What Ms. Phillips did, starting in the early 1960s, was to liberate knitting from the yoke of the sweater. Where traditional knitters were classical artists, faithfully reproducing a score, Ms. Phillips knit jazz. In her hands, knitting became a free-form, improvisational art, with no rules, no patterns, and no utilitarian end in sight.
Traditional materials also went out the window: where garment knitting generally involves wool or cotton, Ms. Phillips' huge, abstract, diaphanous hangings might also use linen, silk, paper tape, or fine metal wire. They sometimes incorporated materials like bells, seeds, and bits of mica.
Considered one of the two or three most influential knitters of the second half of the 20th century, Ms. Phillips was a fellow of the American Craft Council, an honor bestowed on only the most distinguished artisans. Exhibited worldwide, her work (which also includes avant-garde macramé) is in the permanent collections of major museums including the Museum of Modern Art, the Cooper-Hewitt National Design Museum, and the Art Institute of Chicago.
Mary Walker Phillips was born in Fresno on Nov. 23, 1923, to a prominent family descended from California pioneers. A traditional knitter in childhood, Ms. Phillips began her artistic career as a weaver. After studying at the Cranbrook Academy of Art in Michigan, she worked in San Francisco and Switzerland, weaving fabric for clothing, upholstery, and table linens. She later opened her own studio in Fresno.
Just how accomplished Ms. Phillips was at the loom can been judged from a telegram she received in April 1948: "kindly bring cotton material for weaving thirty five yards drapes natural deep rose lavender and dark brown. also gold metallics."
It was signed "Mrs. Frank Lloyd Wright." Ms. Phillips spent three weeks at Taliesin West, the Wrights' home in Scottsdale, Ariz., weaving the family's drapes and tablecloths.

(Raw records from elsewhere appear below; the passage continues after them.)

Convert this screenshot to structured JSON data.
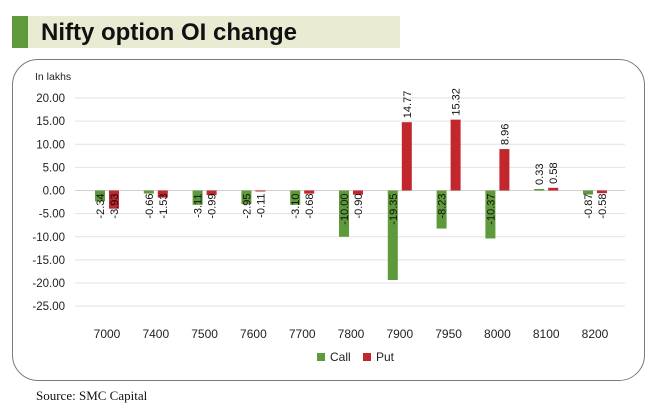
{
  "title": "Nifty option OI change",
  "source": "Source: SMC Capital",
  "chart_data": {
    "type": "bar",
    "unit_label": "In lakhs",
    "categories": [
      "7000",
      "7400",
      "7500",
      "7600",
      "7700",
      "7800",
      "7900",
      "7950",
      "8000",
      "8100",
      "8200"
    ],
    "series": [
      {
        "name": "Call",
        "color": "#5e9a3b",
        "values": [
          -2.34,
          -0.66,
          -3.11,
          -2.95,
          -3.1,
          -10.0,
          -19.35,
          -8.23,
          -10.37,
          0.33,
          -0.87
        ],
        "labels": [
          "-2.34",
          "-0.66",
          "-3.11",
          "-2.95",
          "-3.10",
          "-10.00",
          "-19.35",
          "-8.23",
          "-10.37",
          "0.33",
          "-0.87"
        ]
      },
      {
        "name": "Put",
        "color": "#c1272d",
        "values": [
          -3.93,
          -1.53,
          -0.99,
          -0.11,
          -0.68,
          -0.9,
          14.77,
          15.32,
          8.96,
          0.58,
          -0.58
        ],
        "labels": [
          "-3.93",
          "-1.53",
          "-0.99",
          "-0.11",
          "-0.68",
          "-0.90",
          "14.77",
          "15.32",
          "8.96",
          "0.58",
          "-0.58"
        ]
      }
    ],
    "y_ticks": [
      "20.00",
      "15.00",
      "10.00",
      "5.00",
      "0.00",
      "-5.00",
      "-10.00",
      "-15.00",
      "-20.00",
      "-25.00"
    ],
    "ylim": [
      -25,
      20
    ],
    "grid": true,
    "legend": "bottom-center"
  }
}
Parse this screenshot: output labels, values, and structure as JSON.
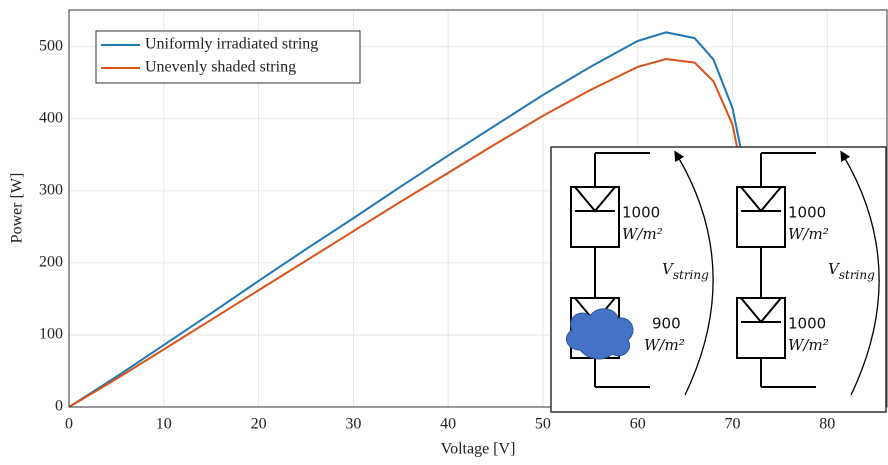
{
  "chart_data": {
    "type": "line",
    "x_label": "Voltage [V]",
    "y_label": "Power [W]",
    "x": [
      0,
      5,
      10,
      15,
      20,
      25,
      30,
      35,
      40,
      45,
      50,
      55,
      60,
      63,
      66,
      68,
      70,
      72,
      73,
      74
    ],
    "series": [
      {
        "name": "Uniformly irradiated string",
        "color": "#1f77b4",
        "values": [
          0,
          42,
          86,
          130,
          175,
          219,
          262,
          306,
          349,
          391,
          433,
          472,
          508,
          520,
          512,
          482,
          415,
          285,
          170,
          40
        ]
      },
      {
        "name": "Unevenly shaded string",
        "color": "#d95319",
        "values": [
          0,
          39,
          80,
          121,
          162,
          203,
          244,
          285,
          325,
          365,
          404,
          440,
          472,
          483,
          478,
          452,
          392,
          262,
          150,
          30
        ]
      }
    ],
    "xlim": [
      0,
      86.3
    ],
    "ylim": [
      0,
      551
    ],
    "xticks": [
      0,
      10,
      20,
      30,
      40,
      50,
      60,
      70,
      80
    ],
    "yticks": [
      0,
      100,
      200,
      300,
      400,
      500
    ],
    "grid": true,
    "legend": "upper left",
    "inset": {
      "strings": [
        {
          "modules": [
            {
              "irradiance": "1000",
              "unit": "W/m²"
            },
            {
              "irradiance": "900",
              "unit": "W/m²"
            }
          ],
          "voltage_symbol": "V",
          "voltage_subscript": "string"
        },
        {
          "modules": [
            {
              "irradiance": "1000",
              "unit": "W/m²"
            },
            {
              "irradiance": "1000",
              "unit": "W/m²"
            }
          ],
          "voltage_symbol": "V",
          "voltage_subscript": "string"
        }
      ]
    }
  }
}
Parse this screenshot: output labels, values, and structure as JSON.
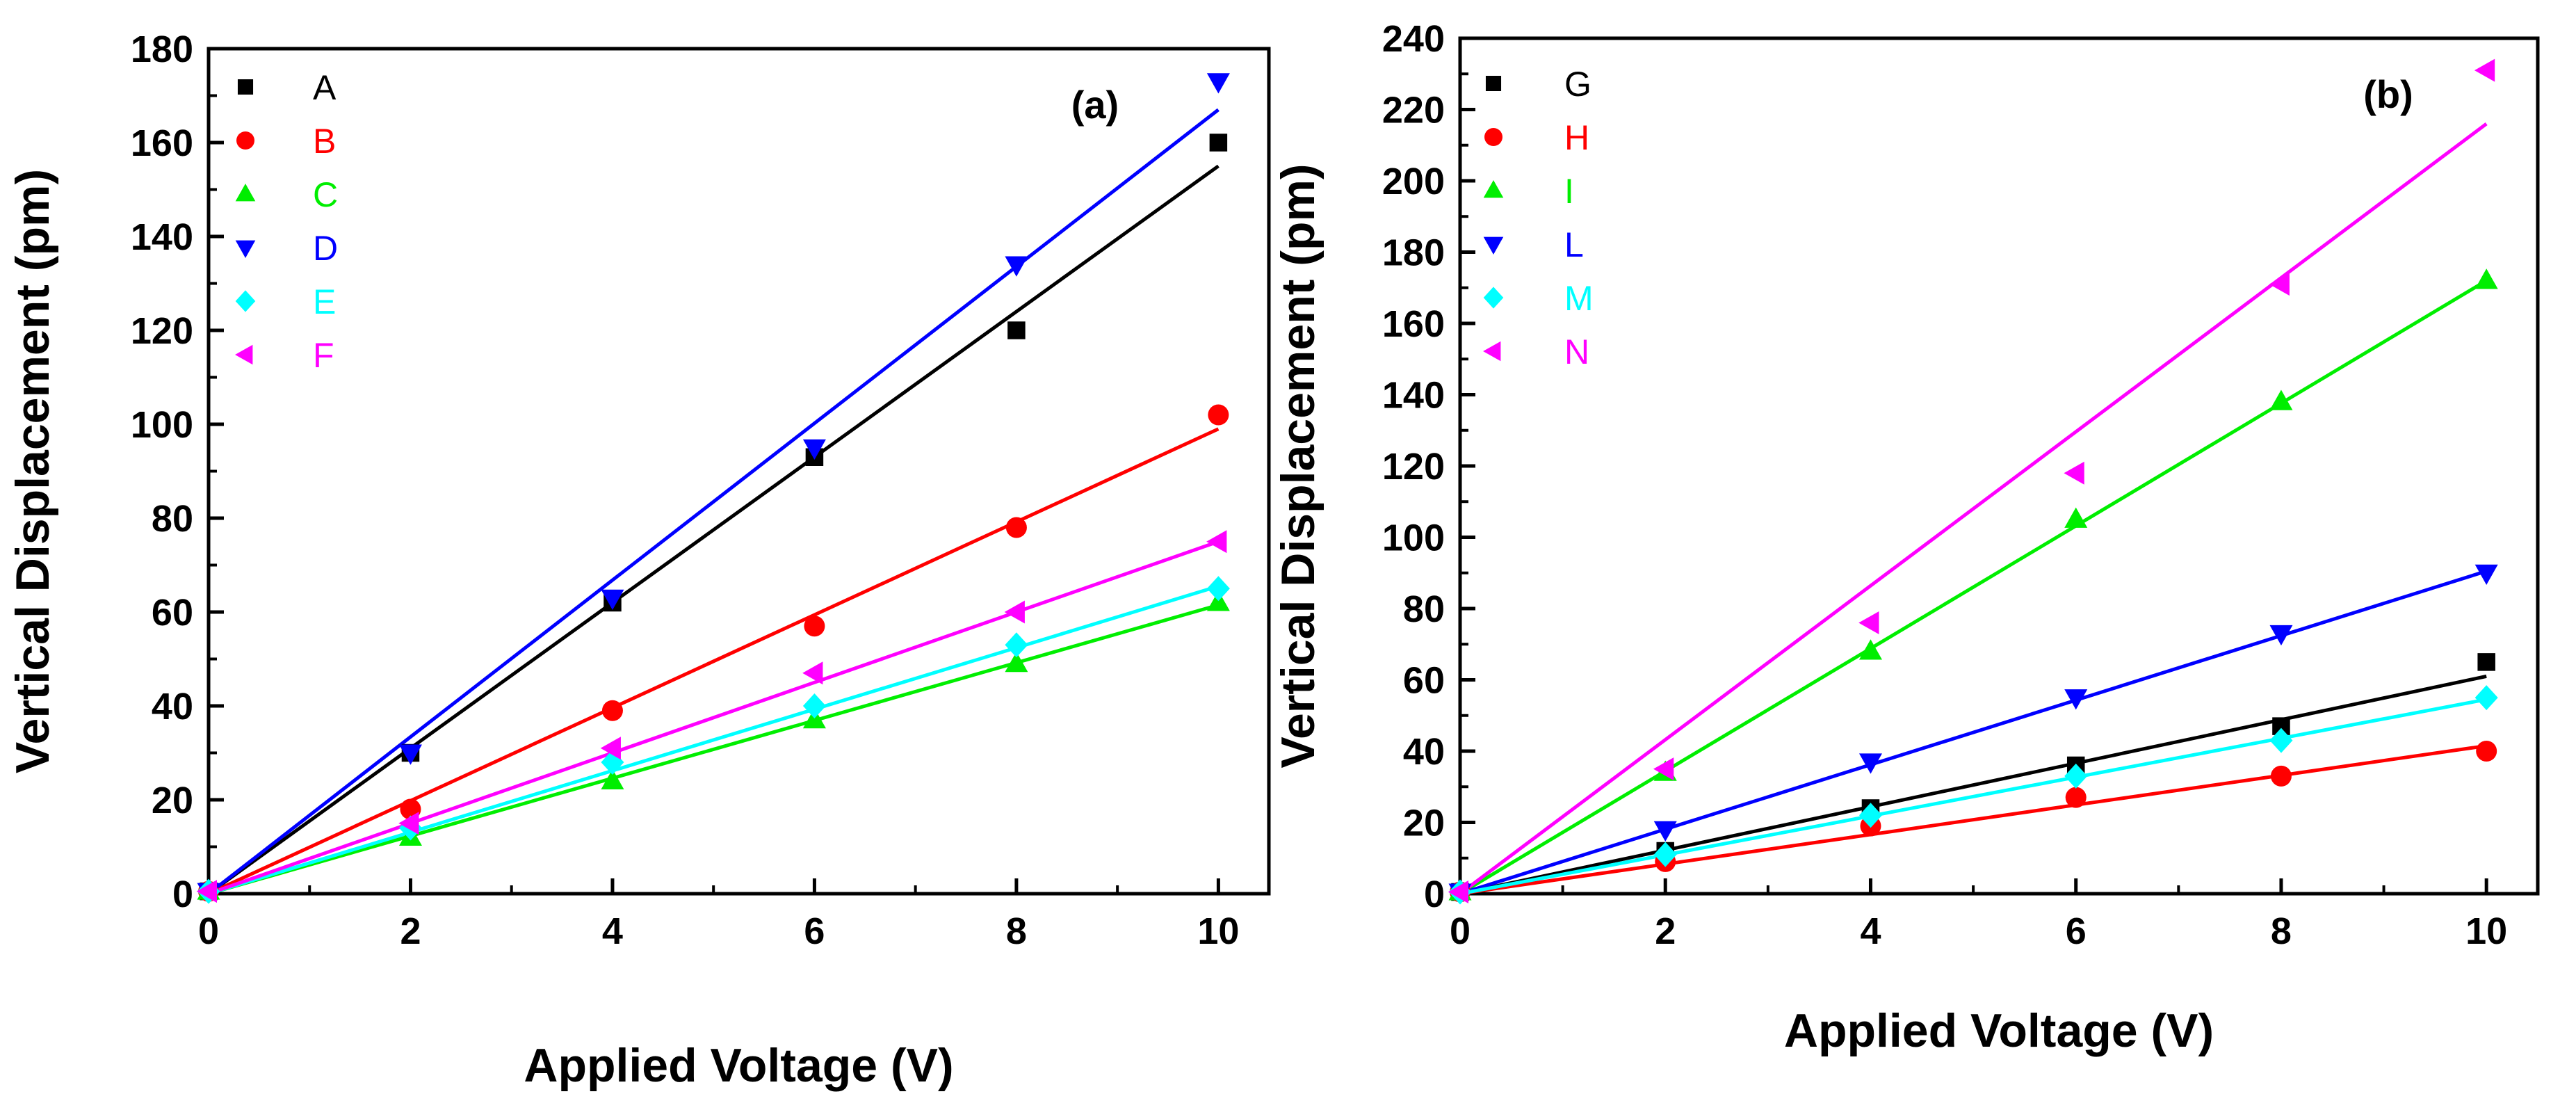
{
  "chart_data": [
    {
      "type": "scatter",
      "panel_label": "(a)",
      "xlabel": "Applied Voltage (V)",
      "ylabel": "Vertical Displacement (pm)",
      "xlim": [
        0,
        10.5
      ],
      "ylim": [
        0,
        180
      ],
      "xticks": [
        0,
        2,
        4,
        6,
        8,
        10
      ],
      "yticks": [
        0,
        20,
        40,
        60,
        80,
        100,
        120,
        140,
        160,
        180
      ],
      "legend_position": "top-left",
      "series": [
        {
          "name": "A",
          "color": "#000000",
          "marker": "square",
          "x": [
            0,
            2,
            4,
            6,
            8,
            10
          ],
          "y": [
            0.5,
            30,
            62,
            93,
            120,
            160
          ],
          "fit_slope": 15.5
        },
        {
          "name": "B",
          "color": "#ff0000",
          "marker": "circle",
          "x": [
            0,
            2,
            4,
            6,
            8,
            10
          ],
          "y": [
            0.5,
            18,
            39,
            57,
            78,
            102
          ],
          "fit_slope": 9.9
        },
        {
          "name": "C",
          "color": "#00ee00",
          "marker": "triangle-up",
          "x": [
            0,
            2,
            4,
            6,
            8,
            10
          ],
          "y": [
            0.5,
            12,
            24,
            37,
            49,
            62
          ],
          "fit_slope": 6.15
        },
        {
          "name": "D",
          "color": "#0000ff",
          "marker": "triangle-down",
          "x": [
            0,
            2,
            4,
            6,
            8,
            10
          ],
          "y": [
            0.5,
            30,
            63,
            95,
            134,
            173
          ],
          "fit_slope": 16.7
        },
        {
          "name": "E",
          "color": "#00ffff",
          "marker": "diamond",
          "x": [
            0,
            2,
            4,
            6,
            8,
            10
          ],
          "y": [
            0.5,
            14,
            28,
            40,
            53,
            65
          ],
          "fit_slope": 6.55
        },
        {
          "name": "F",
          "color": "#ff00ff",
          "marker": "triangle-left",
          "x": [
            0,
            2,
            4,
            6,
            8,
            10
          ],
          "y": [
            0.5,
            15,
            31,
            47,
            60,
            75
          ],
          "fit_slope": 7.5
        }
      ]
    },
    {
      "type": "scatter",
      "panel_label": "(b)",
      "xlabel": "Applied Voltage (V)",
      "ylabel": "Vertical Displacement (pm)",
      "xlim": [
        0,
        10.5
      ],
      "ylim": [
        0,
        240
      ],
      "xticks": [
        0,
        2,
        4,
        6,
        8,
        10
      ],
      "yticks": [
        0,
        20,
        40,
        60,
        80,
        100,
        120,
        140,
        160,
        180,
        200,
        220,
        240
      ],
      "legend_position": "top-left",
      "series": [
        {
          "name": "G",
          "color": "#000000",
          "marker": "square",
          "x": [
            0,
            2,
            4,
            6,
            8,
            10
          ],
          "y": [
            0.5,
            12,
            24,
            36,
            47,
            65
          ],
          "fit_slope": 6.1
        },
        {
          "name": "H",
          "color": "#ff0000",
          "marker": "circle",
          "x": [
            0,
            2,
            4,
            6,
            8,
            10
          ],
          "y": [
            0.5,
            9,
            19,
            27,
            33,
            40
          ],
          "fit_slope": 4.15
        },
        {
          "name": "I",
          "color": "#00ee00",
          "marker": "triangle-up",
          "x": [
            0,
            2,
            4,
            6,
            8,
            10
          ],
          "y": [
            0.5,
            34,
            68,
            105,
            138,
            172
          ],
          "fit_slope": 17.2
        },
        {
          "name": "L",
          "color": "#0000ff",
          "marker": "triangle-down",
          "x": [
            0,
            2,
            4,
            6,
            8,
            10
          ],
          "y": [
            0.5,
            18,
            37,
            55,
            73,
            90
          ],
          "fit_slope": 9.05
        },
        {
          "name": "M",
          "color": "#00ffff",
          "marker": "diamond",
          "x": [
            0,
            2,
            4,
            6,
            8,
            10
          ],
          "y": [
            0.5,
            11,
            22,
            33,
            43,
            55
          ],
          "fit_slope": 5.45
        },
        {
          "name": "N",
          "color": "#ff00ff",
          "marker": "triangle-left",
          "x": [
            0,
            2,
            4,
            6,
            8,
            10
          ],
          "y": [
            0.5,
            35,
            76,
            118,
            171,
            231
          ],
          "fit_slope": 21.6
        }
      ]
    }
  ]
}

In 1960, Ms. Phillips returned to Cranbrook, completing her bachelor's degree and, in 1963, earning a master of fine arts, concentrating in experimental textiles. Around this time, a friend, the noted fabric designer Jack Lenor Larsen, suggested she experiment with knitting as a medium for contemporary art.
Ms. Phillips, who settled in New York in a yarn-filled apartment on Horatio Street, took up her needles once more. But what sprang from them was like no knitting ever seen. Using techniques that went beyond traditional knit and purl stitches, she created pieces that looked like delicate tapestries or vast expanses of lace, with transparent latticework, open areas, and whorled textural patterns. Hung away from the wall and lighted well, her work threw off a dramatic counterpoint of shadows.
Ms. Phillips, who was also widely known as a writer and teacher, taught for many years at the New School for Social Research. Her books include "Creative Knitting: A New Art Form" (Van Nostrand Reinhold), considered groundbreaking when it was published in 1971; "Knitting Counterpanes: Traditional Coverlet Patterns for Contemporary Knitters" (Taunton Press, 1989); and "Step-by-Step Macrame," (Golden Press, 1970), regarded as rehabilitating a much-maligned art form.
Despite decades of acclaim as a maker of high art, Ms. Phillips was known to have knit the occasional wearable object. She made fine argyle socks for her brother, for instance, as he recalled in a telephone interview last week. She had made him a pair, he said, as recently as the 1950s.